# QA Quick Start

In this QA Quick Start notebook, we take a first look at semantic ingestion, RAG, and retrieval, presenting basic usage patterns.

For more advanced QA examples, check out [QA Deep Dive](./qa_deep_dive.ipynb).

### Access required

The content of this notebook requires access to Deep Search capabilities which are not
available on the public access system.

[Contact us](https://ds4sd.github.io) if you are interested in exploring
these Deep Search capabilities.


### GenAI Integration required

When interacting with the virtual assistant, Deep Search requires a connection to a Generative AI API. Currently, we support connections to [watsonx.ai](https://www.ibm.com/products/watsonx-ai) or the IBM-internal GenAI platform BAM.

Deep Search allows custom GenAI configurations for each project.
In the following example you will require to work in a project which has such GenAI capabilities activated.

### Set notebook parameters


In [1]:
import os
from dotenv import load_dotenv
from pydantic import TypeAdapter

load_dotenv()

PROFILE_NAME = os.environ.get("DS_NB_PROFILE")  # profile to use; defaults to active one
PROJ_KEY = os.environ["DS_NB_PROJ_KEY"]  # project to use
INDEX_KEY = os.environ["DS_NB_QA_IDX_KEY"]
DOC_HASH = os.environ.get("DS_NB_QA_DOC_HASH")  # set only when targeting a specific doc
QUESTION = os.environ["DS_NB_QUESTION"]

# whether to ingest incrementally:
SKIP_INGESTED_DOCS = TypeAdapter(bool).validate_python(
    os.environ.get("DS_NB_SKIP_INGESTED_DOCS", True)
)
RETR_K = os.environ.get("DS_NB_RETR_K", 3)  # number of search results to retrieve
GEN_TIMEOUT = os.environ.get("DS_NB_GEN_TIMEOUT", 10)  # generation timeout in seconds

### Import example dependencies

In [2]:
import rich
from deepsearch.cps.client.api import CpsApi
from deepsearch.cps.client.components.documents import create_private_data_source
from deepsearch.cps.queries import RAGQuery, SemanticQuery
from deepsearch.cps.queries.results import RAGResult, SearchResult

### Connect to Deep Search

In [3]:
api = CpsApi.from_env(profile_name=PROFILE_NAME)

### Prepare data source

The cell below shows how to configure a private data source, i.e. either a whole private collection (in which case `document_hash` should be `None` or omitted) or a given doc within one.
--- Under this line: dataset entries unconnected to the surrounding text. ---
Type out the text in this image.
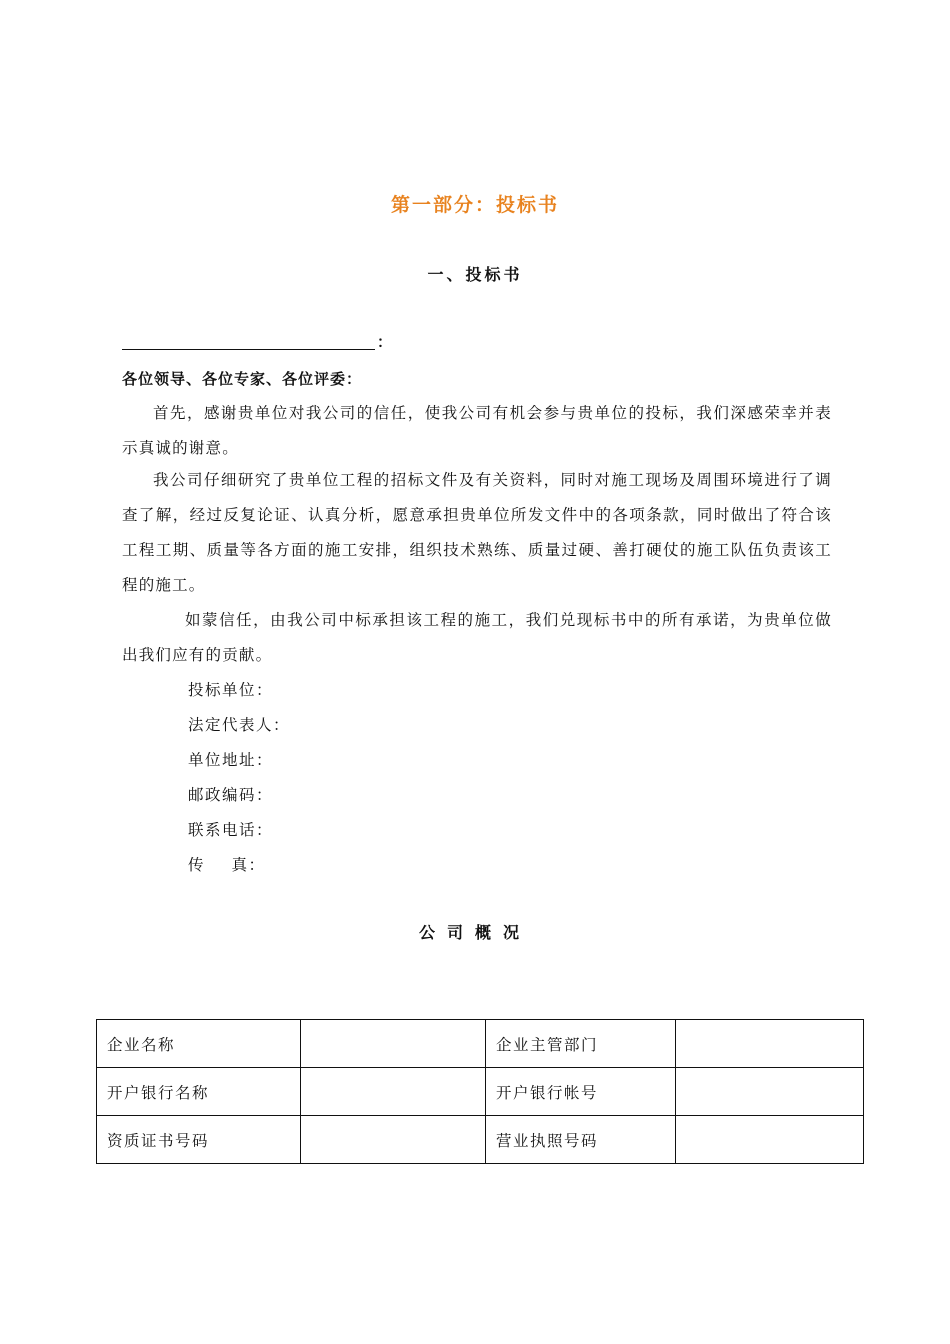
第一部分：投标书
一、投标书
：
各位领导、各位专家、各位评委：
首先，感谢贵单位对我公司的信任，使我公司有机会参与贵单位的投标，我们深感荣幸并表示真诚的谢意。
我公司仔细研究了贵单位工程的招标文件及有关资料，同时对施工现场及周围环境进行了调查了解，经过反复论证、认真分析，愿意承担贵单位所发文件中的各项条款，同时做出了符合该工程工期、质量等各方面的施工安排，组织技术熟练、质量过硬、善打硬仗的施工队伍负责该工程的施工。
如蒙信任，由我公司中标承担该工程的施工，我们兑现标书中的所有承诺，为贵单位做出我们应有的贡献。
投标单位：
法定代表人：
单位地址：
邮政编码：
联系电话：
传 真：
公司概况
企业名称		企业主管部门	
开户银行名称		开户银行帐号	
资质证书号码		营业执照号码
For more details on data sources check out [QA Deep Dive](./qa_deep_dive.ipynb).

In [4]:
data_source = create_private_data_source(
    proj_key=PROJ_KEY,
    index_key=INDEX_KEY,
    document_hash=DOC_HASH,
)

### Ingestion

If your data source has not yet been semantically indexed, you can ingest it into the vector DB as shown below. Otherwise you can skip this step.

Ingestion of already indexed docs is controlled via param `skip_ingested_docs`. 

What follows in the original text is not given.